The roadside checks, which also test for drink-driving, last year involved almost 76,000 vehicles stopped and nearly 72,000 breath tests administered. A total of 4656 arrests were made for drink or drug-driving.
Last year, North Wales Police believed that people driving under the influence of drugs was becoming as common as drink-driving.
Sergeant Jon Butler of West Midlands Police said: “While we want people to enjoy the festive season we won’t tolerate those who are irresponsible and get behind the wheel over the limit”.
Northumbria Police has bought hundreds of new portable drug testing kits, with volunteer special constables carrying out roadside checks in Newcastle and Gateshead.

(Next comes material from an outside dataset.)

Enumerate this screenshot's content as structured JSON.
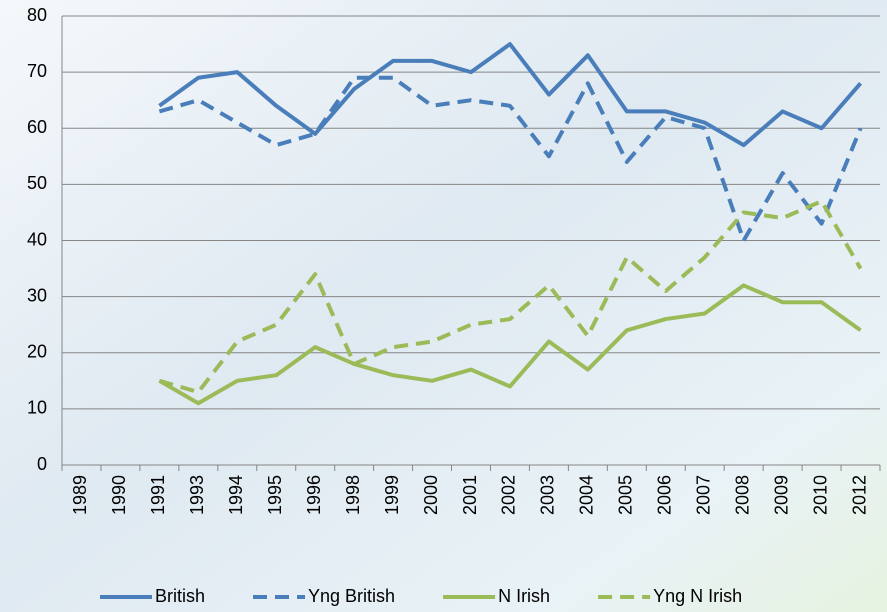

They will also be testing taxi drivers operating in the region to ensure they aren’t putting lives at risk by driving while high on drugs.
Motorists convicted of drug-driving face the same penalty as drink drivers – a minimum ban of 1 year, unlimited fine and up to 6 months in prison, although few are handed down a prison sentence. Criminal records for motoring convictions are usually spent after 5 years although details of drug-driving remain on a driving licence and Driver and Vehicle Licensing Agency (DVLA) driving record for up to 11 years.
According to DVLA figures, more than 60 people a day are being banned from UK roads, and nearly 20,000 were convicted for driving under the influence of drugs last year.